Based on this facility's data, families visiting should ask: "Can you walk me through typical staffing levels on day, evening, and night shifts?" "Can I visit during a mealtime to observe dining assistance and food quality?" "How do you handle medical emergencies, and what is your hospital transfer rate?" "Can I speak with family members of current residents about their experience?" These questions are particularly relevant given the below-average staffing rating.

Is Los Angeles Comm Hospital Safe?

Based on CMS inspection data, LOS ANGELES COMM HOSPITAL has a clean safety record: no substantiated abuse findings (meaning no confirmed cases of resident harm), no Immediate Jeopardy citations (the most serious violation level indicating risk of serious injury or death), and is not on the Special Focus Facility watch list (a federal program monitoring the lowest-performing 1% of nursing homes). The facility has a 3-star overall rating and ranks #100 of 100 nursing homes in California. While no facility is perfect, families should still ask about staff-to-resident ratios and recent inspection results during their visit.

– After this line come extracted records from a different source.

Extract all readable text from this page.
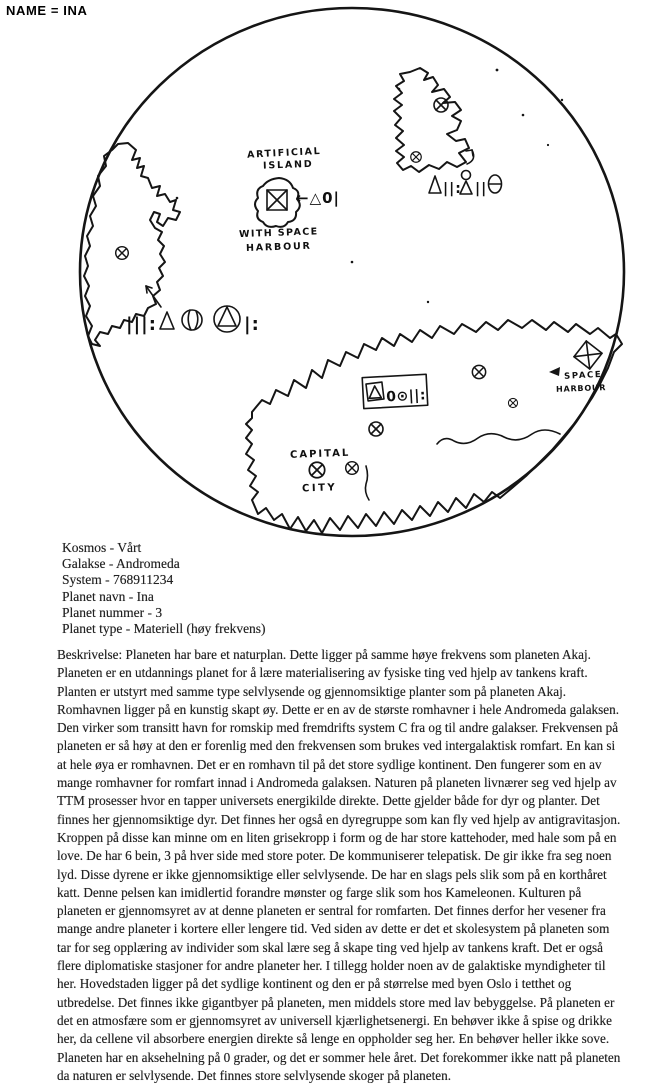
NAME = INA
ARTIFICIAL
ISLAND
←△0|
WITH SPACE
HARBOUR
|||:	|:
||: ||
0⊙||:
CAPITAL
CITY
SPACE
HARBOUR
Kosmos - Vårt
Galakse - Andromeda
System - 768911234
Planet navn - Ina
Planet nummer - 3
Planet type - Materiell (høy frekvens)
Beskrivelse: Planeten har bare et naturplan. Dette ligger på samme høye frekvens som planeten Akaj. Planeten er en utdannings planet for å lære materialisering av fysiske ting ved hjelp av tankens kraft. Planten er utstyrt med samme type selvlysende og gjennomsiktige planter som på planeten Akaj. Romhavnen ligger på en kunstig skapt øy. Dette er en av de største romhavner i hele Andromeda galaksen. Den virker som transitt havn for romskip med fremdrifts system C fra og til andre galakser. Frekvensen på planeten er så høy at den er forenlig med den frekvensen som brukes ved intergalaktisk romfart. En kan si at hele øya er romhavnen. Det er en romhavn til på det store sydlige kontinent. Den fungerer som en av mange romhavner for romfart innad i Andromeda galaksen. Naturen på planeten livnærer seg ved hjelp av TTM prosesser hvor en tapper universets energikilde direkte. Dette gjelder både for dyr og planter. Det finnes her gjennomsiktige dyr. Det finnes her også en dyregruppe som kan fly ved hjelp av antigravitasjon. Kroppen på disse kan minne om en liten grisekropp i form og de har store kattehoder, med hale som på en love. De har 6 bein, 3 på hver side med store poter. De kommuniserer telepatisk. De gir ikke fra seg noen lyd. Disse dyrene er ikke gjennomsiktige eller selvlysende. De har en slags pels slik som på en korthåret katt. Denne pelsen kan imidlertid forandre mønster og farge slik som hos Kameleonen. Kulturen på planeten er gjennomsyret av at denne planeten er sentral for romfarten. Det finnes derfor her vesener fra mange andre planeter i kortere eller lengere tid. Ved siden av dette er det et skolesystem på planeten som tar for seg opplæring av individer som skal lære seg å skape ting ved hjelp av tankens kraft. Det er også flere diplomatiske stasjoner for andre planeter her. I tillegg holder noen av de galaktiske myndigheter til her. Hovedstaden ligger på det sydlige kontinent og den er på størrelse med byen Oslo i tetthet og utbredelse. Det finnes ikke gigantbyer på planeten, men middels store med lav bebyggelse. På planeten er det en atmosfære som er gjennomsyret av universell kjærlighetsenergi. En behøver ikke å spise og drikke her, da cellene vil absorbere energien direkte så lenge en oppholder seg her. En behøver heller ikke sove. Planeten har en aksehelning på 0 grader, og det er sommer hele året. Det forekommer ikke natt på planeten da naturen er selvlysende. Det finnes store selvlysende skoger på planeten.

Do Nurses at Los Angeles Comm Hospital Stick Around?

LOS ANGELES COMM HOSPITAL has not reported staff turnover data to CMS. Staff turnover matters because consistent caregivers learn residents' individual needs, medications, and preferences. When staff frequently change, this institutional knowledge is lost. Families should ask the facility directly about their staff retention rates and average employee tenure.

Was Los Angeles Comm Hospital Ever Fined?

LOS ANGELES COMM HOSPITAL has been fined $4,938 across 2 penalty actions. This is below the California average of $33,128. While any fine indicates a compliance issue, fines under $50,000 are relatively common and typically reflect isolated problems that were subsequently corrected. Families should ask what specific issues led to these fines and confirm they've been resolved.

Is Los Angeles Comm Hospital on Any Federal Watch List?

LOS ANGELES COMM HOSPITAL is not on any federal watch list. The most significant is the Special Focus Facility (SFF) program, which identifies the bottom 1% of nursing homes nationally based on persistent, serious quality problems. Not being on this list means the facility has avoided the pattern of deficiencies that triggers enhanced federal oversight. This is a positive indicator, though families should still review the facility's inspection history directly.